Made following the discovery of amateur footage shot in China in 1966 during the first and most radical stage of the Cultural Revolution, In the Intense Now speaks to the fleeting nature of moments of great intensity. Scenes of China are set alongside archival images of the events of 1968 in France, Czechoslovakia, and, to a lesser extent, Brazil. In keeping with the tradition of the film-essay, they serve to investigate how the people who took part in those events continued onward after passions had cooled. The footage, all of it archival, not only reveals the state of mind of those filmed—joy, enchantment, fear, disappointment, dismay—but also sheds light on the relationship between a document and its political context. What can one say of Paris, Prague, Rio de Janeiro, or Beijing by looking at the images of the period? Why did each of these cities produce a specific sort of record?
Narrated in first person, the film reflects on that which is revealed by four sets of images: footage of the French students' uprising in May of 1968; the images captured by amateurs during the invasion of Czechoslovakia in August of the same year, when forces led by the Soviet Union put an end to the Prague Spring; shots of the funerals of students, workers, and police officers killed during the events of 1968 in the cities of Paris, Lyon, Prague, and Rio de Janeiro; and the scenes that a tourist—the director's mother—filmed in China in 1966, the year of the Great Proletarian Cultural Revolution. (Icarus)

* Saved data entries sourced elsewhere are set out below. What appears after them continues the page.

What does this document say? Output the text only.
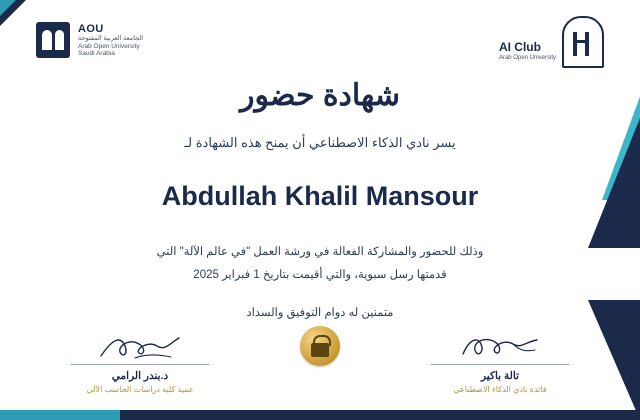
AOU
الجامعة العربية المفتوحة
Arab Open University
Saudi Arabia	AI Club
Arab Open University
شهادة حضور

يسر نادي الذكاء الاصطناعي أن يمنح هذه الشهادة لـ

Abdullah Khalil Mansour

وذلك للحضور والمشاركة الفعالة في ورشة العمل "في عالم الآلة" التي

قدمتها رسل سبوية، والتي أقيمت بتاريخ 1 فبراير 2025

متمنين له دوام التوفيق والسداد

د.بندر الرامي
عميد كلية دراسات الحاسب الآلي
تالة باكير
قائدة نادي الذكاء الاصطناعي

Presented as part of the series "1968: Visions of Possibilities."
At once melancholy, inspiring and evocative.
- J. Hoberman, The New York Review of Books
A bittersweet, ruminative documentary essay... thoughtful [and] disarmingly personal.
- A.O. Scott, New York Times
Remarkable... a rich, immersive contemplation of the emotional battery life of revolutions.
- Robert Abele, Los Angeles Times
Immersive, involving, sometimes revelatory... would stand as an invaluable assemblage simply on the basis of its archival finds alone.
- Alan Scherstuhl, Village Voice
A meditative film that stands against the familiar narrative... [Its] necessary pessimism calls the past as we know it into question, reminding viewers that we often experience these events second-hand via a series of provided images and figureheads that might require re-assessment.